Fyodor Dostoyevski, Rusça aslından çeviren: Ergin Altay, 8. basım: Ekim 2013, Can Yayınları, İstanbul
Arka kapak yazısında şöyle söyleniyor: "Dostoyevski'nin Gogol etkisinden kurtularak kendi sesiyle verdiği ilk büyük yapıt olan Yeraltından Notlar, Avrupa'daki büyük varoluşçu edebiyatı müjdeleyen bir roman... Yüz elli yıldır okunan gerçek bir başyapıt."
Arka kapak içi yazısında da şöyle deniyor: "... insan ruhunun evrensel derinliklerini keşfeden Dostoyevski..."
Ön kapak içi yazısında da, Berdyaev, şöyle diyor: "... Yeraltından Notlar Dostoyevski'nin nefis diyalektiğine bir giriştir.

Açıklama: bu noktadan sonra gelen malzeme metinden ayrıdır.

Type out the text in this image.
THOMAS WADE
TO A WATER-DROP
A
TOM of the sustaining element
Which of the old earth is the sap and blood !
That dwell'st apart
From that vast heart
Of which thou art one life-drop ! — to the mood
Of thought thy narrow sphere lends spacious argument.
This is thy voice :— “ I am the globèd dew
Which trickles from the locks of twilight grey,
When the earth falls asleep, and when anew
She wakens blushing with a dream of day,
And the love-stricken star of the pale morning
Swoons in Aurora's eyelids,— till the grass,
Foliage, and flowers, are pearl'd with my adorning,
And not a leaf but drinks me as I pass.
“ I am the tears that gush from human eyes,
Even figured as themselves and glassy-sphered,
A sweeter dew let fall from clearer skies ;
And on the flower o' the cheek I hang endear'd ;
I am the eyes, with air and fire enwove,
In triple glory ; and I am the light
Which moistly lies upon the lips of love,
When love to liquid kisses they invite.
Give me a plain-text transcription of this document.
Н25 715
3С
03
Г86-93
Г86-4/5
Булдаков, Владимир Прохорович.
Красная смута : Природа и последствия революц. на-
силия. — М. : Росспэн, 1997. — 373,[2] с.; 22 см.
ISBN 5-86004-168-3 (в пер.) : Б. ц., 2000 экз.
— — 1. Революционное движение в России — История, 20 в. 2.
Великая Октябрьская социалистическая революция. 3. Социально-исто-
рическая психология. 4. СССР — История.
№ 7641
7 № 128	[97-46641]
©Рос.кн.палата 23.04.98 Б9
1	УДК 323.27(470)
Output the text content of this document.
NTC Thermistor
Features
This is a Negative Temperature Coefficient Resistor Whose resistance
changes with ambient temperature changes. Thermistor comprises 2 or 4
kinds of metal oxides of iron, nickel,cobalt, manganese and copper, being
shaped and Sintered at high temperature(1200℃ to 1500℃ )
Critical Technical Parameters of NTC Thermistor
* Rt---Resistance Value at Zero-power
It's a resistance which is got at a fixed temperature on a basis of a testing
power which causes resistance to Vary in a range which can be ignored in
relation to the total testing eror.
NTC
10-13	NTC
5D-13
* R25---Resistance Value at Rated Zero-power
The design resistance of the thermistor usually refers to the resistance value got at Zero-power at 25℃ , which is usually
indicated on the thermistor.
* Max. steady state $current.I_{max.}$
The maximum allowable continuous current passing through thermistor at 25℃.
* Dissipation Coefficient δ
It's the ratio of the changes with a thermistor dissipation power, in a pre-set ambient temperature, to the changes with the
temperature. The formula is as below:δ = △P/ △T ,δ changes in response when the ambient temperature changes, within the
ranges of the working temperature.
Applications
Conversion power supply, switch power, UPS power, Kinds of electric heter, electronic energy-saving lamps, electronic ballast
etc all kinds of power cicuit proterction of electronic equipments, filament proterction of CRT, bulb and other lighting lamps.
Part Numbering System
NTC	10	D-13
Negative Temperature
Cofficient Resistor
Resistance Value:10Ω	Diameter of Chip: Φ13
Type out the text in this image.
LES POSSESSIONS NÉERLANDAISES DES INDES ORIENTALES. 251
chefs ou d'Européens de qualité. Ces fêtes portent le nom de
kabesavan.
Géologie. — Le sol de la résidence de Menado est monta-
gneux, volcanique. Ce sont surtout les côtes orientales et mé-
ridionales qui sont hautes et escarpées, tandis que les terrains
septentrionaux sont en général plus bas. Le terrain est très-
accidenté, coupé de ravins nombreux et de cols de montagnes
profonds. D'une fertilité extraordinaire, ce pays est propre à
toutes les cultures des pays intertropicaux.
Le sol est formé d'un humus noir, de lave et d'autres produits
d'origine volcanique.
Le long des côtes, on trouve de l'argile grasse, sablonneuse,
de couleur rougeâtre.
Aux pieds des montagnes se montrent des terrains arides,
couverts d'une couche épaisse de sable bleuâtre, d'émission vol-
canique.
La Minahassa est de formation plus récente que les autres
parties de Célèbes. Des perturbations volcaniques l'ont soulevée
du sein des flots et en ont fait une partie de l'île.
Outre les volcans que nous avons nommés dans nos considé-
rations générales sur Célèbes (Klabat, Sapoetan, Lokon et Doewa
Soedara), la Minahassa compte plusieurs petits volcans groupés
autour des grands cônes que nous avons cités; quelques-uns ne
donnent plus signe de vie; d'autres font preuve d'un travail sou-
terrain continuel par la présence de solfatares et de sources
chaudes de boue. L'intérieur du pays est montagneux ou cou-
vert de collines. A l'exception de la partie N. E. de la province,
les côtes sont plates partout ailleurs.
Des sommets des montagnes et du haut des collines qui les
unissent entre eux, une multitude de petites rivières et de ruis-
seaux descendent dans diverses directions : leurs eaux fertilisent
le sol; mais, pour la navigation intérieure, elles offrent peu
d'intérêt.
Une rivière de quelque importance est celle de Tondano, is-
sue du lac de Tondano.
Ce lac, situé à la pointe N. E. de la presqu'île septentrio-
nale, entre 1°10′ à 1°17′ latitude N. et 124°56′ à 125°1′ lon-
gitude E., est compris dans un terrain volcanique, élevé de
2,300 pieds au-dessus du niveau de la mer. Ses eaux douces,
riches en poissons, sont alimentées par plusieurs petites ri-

Psikologken metafizikçi olmuştu, insan ruhunun tragedyasını sonuna dek izleyecekti; eski anlamıyla insansever biri değildi artık. Hugo ve Sand'la, ya da Dickens'la ortak bir yanı kalmamıştı... Gene de insanlığı seviyor, ona acıyordu... onu ilgilendiren tek şey insan yazgısıydı; insan, artık yüzeysel bir varlık olarak ele alınmıyor, yeni bulgulanmış olan tinsel derinliklerine kadar deşilip izleniyordu. Yeni bir dünya, bir Dostoyevski dünyası doğmuştu./ Dostoyevski bir tragedya yazarıdır; onda, tüm Rus yazınında gizli duran tedirginlik en yüksek gerilimine ulaşmıştır: İnsanın acıklı yazgısı, dünyasının acıklı yazgısı taptaze, dipdiridir."
*
Bu yazılar karşısında şaşırıp kalıyorum!
Okuduğum metinden bunlar nasıl çıkar?
Ne deniyor?
Dostoyevski, neden, övülüyor?
*
Bence, Yeraltından Notlar, çok çok, bir, insanı anlamı çabası olarak görülebilir, hiç daha fazlası değil!
O çaba da, olumlu hiç bir yere varmıyor; ortaya çıkan, saçmalıktan başka bir şey değil!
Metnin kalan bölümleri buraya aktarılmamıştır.